I have an assignment question that has me completely stumped.
$$
h=\cos6t-4\cos4t+7\cos2t
$$
where I need to show it can be rewritten as
$$
h=4\cos^3(2t)-8\cos^2(2t)+4\cos2t+4
$$
I can work out $\cos6t$ to equal $2\cos^2(3t)-1$ but I have no idea on how to use the trig identities for the other sections of the equation with numbers in front.
Can anyone shed some light on this for me. In basic terms? Thanks!
On
Answer (readers, feel free to check and critique!)
I found it easier working from the middle first, then doing a substitution for the first and third terms.
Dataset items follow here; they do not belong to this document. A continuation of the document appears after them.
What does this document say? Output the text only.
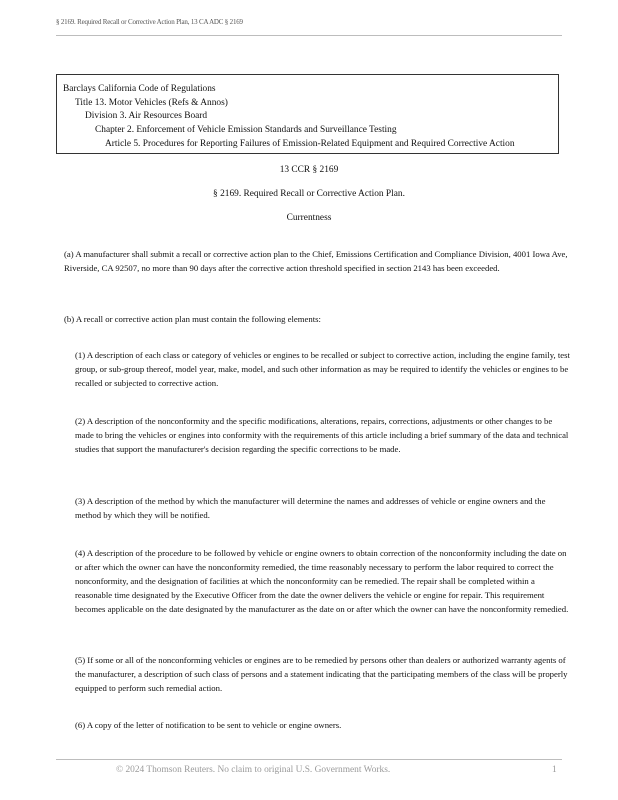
§ 2169. Required Recall or Corrective Action Plan, 13 CA ADC § 2169
Barclays California Code of Regulations
Title 13. Motor Vehicles (Refs & Annos)
Division 3. Air Resources Board
Chapter 2. Enforcement of Vehicle Emission Standards and Surveillance Testing
Article 5. Procedures for Reporting Failures of Emission-Related Equipment and Required Corrective Action
13 CCR § 2169
§ 2169. Required Recall or Corrective Action Plan.
Currentness
(a) A manufacturer shall submit a recall or corrective action plan to the Chief, Emissions Certification and Compliance Division, 4001 Iowa Ave, Riverside, CA 92507, no more than 90 days after the corrective action threshold specified in section 2143 has been exceeded.
(b) A recall or corrective action plan must contain the following elements:
(1) A description of each class or category of vehicles or engines to be recalled or subject to corrective action, including the engine family, test group, or sub-group thereof, model year, make, model, and such other information as may be required to identify the vehicles or engines to be recalled or subjected to corrective action.
(2) A description of the nonconformity and the specific modifications, alterations, repairs, corrections, adjustments or other changes to be made to bring the vehicles or engines into conformity with the requirements of this article including a brief summary of the data and technical studies that support the manufacturer's decision regarding the specific corrections to be made.
(3) A description of the method by which the manufacturer will determine the names and addresses of vehicle or engine owners and the method by which they will be notified.
(4) A description of the procedure to be followed by vehicle or engine owners to obtain correction of the nonconformity including the date on or after which the owner can have the nonconformity remedied, the time reasonably necessary to perform the labor required to correct the nonconformity, and the designation of facilities at which the nonconformity can be remedied. The repair shall be completed within a reasonable time designated by the Executive Officer from the date the owner delivers the vehicle or engine for repair. This requirement becomes applicable on the date designated by the manufacturer as the date on or after which the owner can have the nonconformity remedied.
(5) If some or all of the nonconforming vehicles or engines are to be remedied by persons other than dealers or authorized warranty agents of the manufacturer, a description of such class of persons and a statement indicating that the participating members of the class will be properly equipped to perform such remedial action.
(6) A copy of the letter of notification to be sent to vehicle or engine owners.
© 2024 Thomson Reuters. No claim to original U.S. Government Works.	1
For the middle term $$-4 \cos 4t$$ we have
$$-4 \cos 4t \Rightarrow -4 (\cos 2(2t)) \Rightarrow -4(2 \cos^2(2t) - 1) \Rightarrow -8 \cos^2 (2t) + 4.$$
For the terms $\cos 6t$ and $7 \cos 2t$, let $z = 2t.$ That is,
$$\cos 6t + 7 \cos 2t \Rightarrow \cos 3(2t) + 7 \cos 2t \Rightarrow \cos 3z + 7 \cos z.$$
Since $\cos 3z = 4 \cos^3 z - 3 \cos z$, we add this to $7 \cos z$ to get
$$4 \cos^3 z + 4 \cos z.$$
then resubstituting $z = 2t$ we have $$4 \cos^3 2t + 4 \cos 2t.$$
Adding $4 \cos^3 2t + 4 \cos 2t$ to $-8 \cos^2 (2t) + 4$ and rearranging gives us the final answer of
$$4 \cos^3 2t -8 \cos^2 (2t) + 4 \cos 2t + 4$$ $$\mathbf {QED}$$
Hint:
Use the duplication formula $$\cos 2\theta=2\cos^2\theta-1$$ and derive the formula for $$\cos3\theta=\cos(2\theta+\theta)$$ (unless you've already learnt the formula for it).